Solving a System Dynamics Problem: Fishing Boat Displacement over Time

[leoflc]

Homework Statement

The problem:
A fishing boat weighing 147,150 N is towed by a much larger ship. The tow cable is linearly elastic and elongates 0.0278 m for each 1000 N of tension in it. The wave and viscous drag on the fishing boat can be assumed to be linearly proportional to its velocity, and equal to 55,000 N-s/m. At time t=0, the larger tow ship starts moving with constant velocity, V_o = 2 m/s.
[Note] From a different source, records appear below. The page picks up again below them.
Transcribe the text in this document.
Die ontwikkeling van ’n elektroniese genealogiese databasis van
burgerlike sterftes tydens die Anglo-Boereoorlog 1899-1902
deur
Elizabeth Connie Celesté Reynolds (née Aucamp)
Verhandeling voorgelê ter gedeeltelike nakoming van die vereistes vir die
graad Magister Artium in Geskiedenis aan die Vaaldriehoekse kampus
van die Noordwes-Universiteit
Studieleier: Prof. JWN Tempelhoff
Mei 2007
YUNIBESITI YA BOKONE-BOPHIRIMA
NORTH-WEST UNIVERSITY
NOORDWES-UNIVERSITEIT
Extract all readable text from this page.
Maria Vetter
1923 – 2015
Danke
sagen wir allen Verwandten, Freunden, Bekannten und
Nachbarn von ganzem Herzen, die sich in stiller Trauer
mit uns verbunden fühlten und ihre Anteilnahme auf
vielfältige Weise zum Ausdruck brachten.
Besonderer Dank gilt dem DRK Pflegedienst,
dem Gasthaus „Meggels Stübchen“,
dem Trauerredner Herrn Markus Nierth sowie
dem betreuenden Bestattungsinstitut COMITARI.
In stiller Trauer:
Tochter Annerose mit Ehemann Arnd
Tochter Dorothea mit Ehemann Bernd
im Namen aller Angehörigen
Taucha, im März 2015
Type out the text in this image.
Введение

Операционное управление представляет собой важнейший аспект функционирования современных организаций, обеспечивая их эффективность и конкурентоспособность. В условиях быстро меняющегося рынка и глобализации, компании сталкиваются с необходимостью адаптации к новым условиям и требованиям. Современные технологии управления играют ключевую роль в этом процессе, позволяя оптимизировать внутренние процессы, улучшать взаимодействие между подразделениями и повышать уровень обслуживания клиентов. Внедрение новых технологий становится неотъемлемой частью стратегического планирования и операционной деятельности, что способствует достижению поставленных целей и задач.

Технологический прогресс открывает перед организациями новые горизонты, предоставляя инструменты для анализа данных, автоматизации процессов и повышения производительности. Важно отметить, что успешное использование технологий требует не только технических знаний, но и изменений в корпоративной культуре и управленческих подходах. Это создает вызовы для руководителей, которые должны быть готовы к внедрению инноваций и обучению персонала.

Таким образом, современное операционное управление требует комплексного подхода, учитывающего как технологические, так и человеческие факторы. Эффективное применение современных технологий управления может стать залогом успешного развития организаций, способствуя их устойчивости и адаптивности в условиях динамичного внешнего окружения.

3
There is no initial slack in the cable.

Homework Equations

Fing an expression for the fishing boat displacement, x, as a function of time. Plot the displacement of both boats on the same graph.

The Attempt at a Solution

So I have:
M=147150
B=55000
K=(1000/0.0278)=35971 N/m

The diff-eq I found:
Mx''+Bx'+Kx=k(V_o)t

but when I try to solve the diff-eq, I have some non-real number, which doesn't seem right. What should I do?

Thank you very much!

 

[AlephZero]

The general solution of the equation is valid for complex numbers.

The boundary conditions x(0) and x'(0) are real and all the constants M B K k are real, so the particular solution for this problem has the imaginary part equal to zero.

To separate the real and imaginary parts, remember that
e^{iwt} = cos wt + i sin wt